Help! I need some peace of mind :)
evidence? no, unfortunately not.
However, should other pages have inbounds links and the home page is directly linked to this (or at least close enough) then PR would be added.
Having numerous pages (other than home page) that site owners link to has allowed deeplinked pages (5 deep) to retain and pass on PR evenly thoughout the site and at the same level of the home page.
However, should other pages have inbounds links and the home page is directly linked to this (or at least close enough) then PR would be added.
On some sites, internal pages often have inbound links from external sources that range from directories like the ODP to related content sites. I think a lot of us forget that when we make assumptions about PageRank being only "trickle-down" and never "trickle-up."
I really don't believe these same pages pass more PR back to the home page since that PR began there (they really don't have their own externally generated PR to pass on).
That's the part I'm having a problem with.
If any given page did not have a PR of it's own - where would it all start?
In that case all PR's of all pages would be 0 :)
Any page must have some PR in order for the formula to work and if you are not going to integrate (which would be an impossible task for a billion of pages) but would rather assume some start value and iterate - then you do need some value to start.
Many internal pages haven't got a lot of PR to pass on and it is often split up in 10-20 internal links, which means that the value of most internal pages is low.
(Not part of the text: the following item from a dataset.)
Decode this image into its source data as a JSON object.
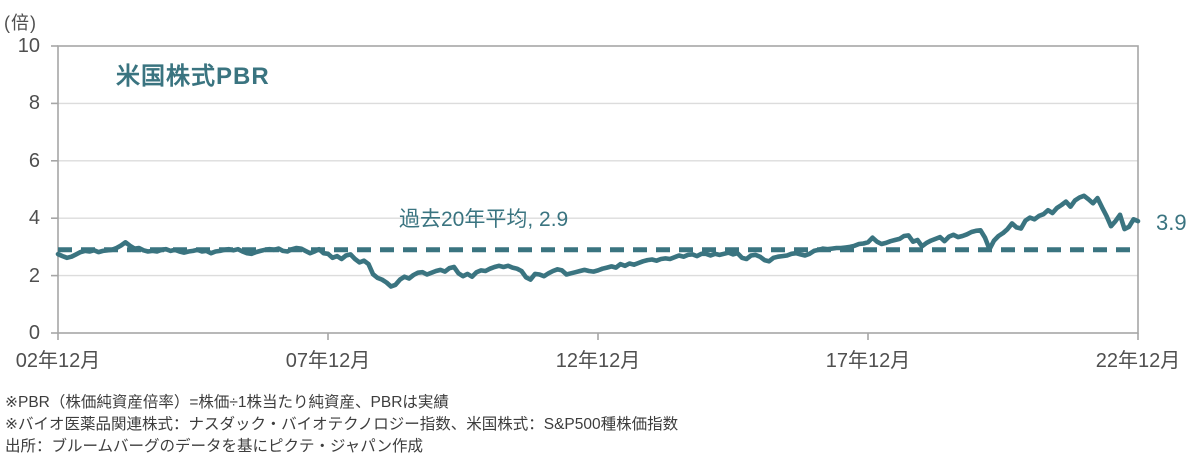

However, I have managed to boost PR of main category and frontpage from PR6 to PR7 just by improving the internal link network
It's the log scale that confuses people. If you double your PageRank, the Toolbar scale only goes up 0.3 to 0.4 of a notch, which of course is not visible unless you move from one notch to another.
6 * 2 = 12, but logn(n^6 * 2) = 6.3 or 6.39, assuming a log base 'n' of 6 or 10. The rank source is therefore unimaginably small, and while internal links do count, they don't help as much as some people think.
We tend to assume that the rank source is uniform, so the tiny start value at each iteration is the same for all URLs. This need not be the case, though, and the early Backrub papers describe how a non-uniform rank source can be used to create a personalised PageRank.